Morgan Stanley focuses on debt investing

John Klopp, head of the bank’s Americas real estate investing and global debt investing operations, expects the firm to target FDIC loan portfolios as it looks to debt opportunities for future investments.

Morgan Stanley Real Estate Investing is eyeing debt investments as it looks to future US opportunities – particularly FDIC loan portfolios.

For better or worse the reality is that the industry is overleveraged. As a result, many of the opportunities we will be looking at in the coming year will, in some way, shape or form, be related to debt.

John Klopp

Speaking to PERE, the firm’s head of Americas real estate global real estate debt investing, John Klopp, said the firm would be looking to debt-related investments in the coming year, after originally cutting its teeth on buying non-performing loans during the RTC.

“Today, the value is in many cases found through the debt rather than the equity,” the former Capital Trust co-founder said in an interview in the March issue of PERE.

“For better or worse the reality is that the industry is overleveraged.
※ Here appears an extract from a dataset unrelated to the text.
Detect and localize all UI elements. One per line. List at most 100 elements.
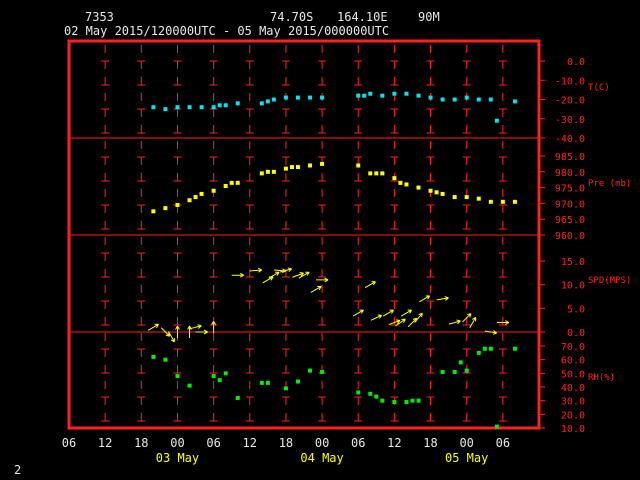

As a result, many of the opportunities we will be looking at in the coming year will, in some way, shape or form, be related to debt,” Klopp added.

Klopp, who started with Morgan Stanley Real Estate Investing in February, said the firm was gearing itself up to take advantage of the deleveraging of the real estate markets globally. But he said the firm was taking “very, very seriously” legacy issues, not least with reported write-downs of up to 60 percent on some funds.

The firm, he said, had “every intention of doing the best job it can to resolve those problems and produce the best results we can for our partners. It’s a very important part of what I’m doing.”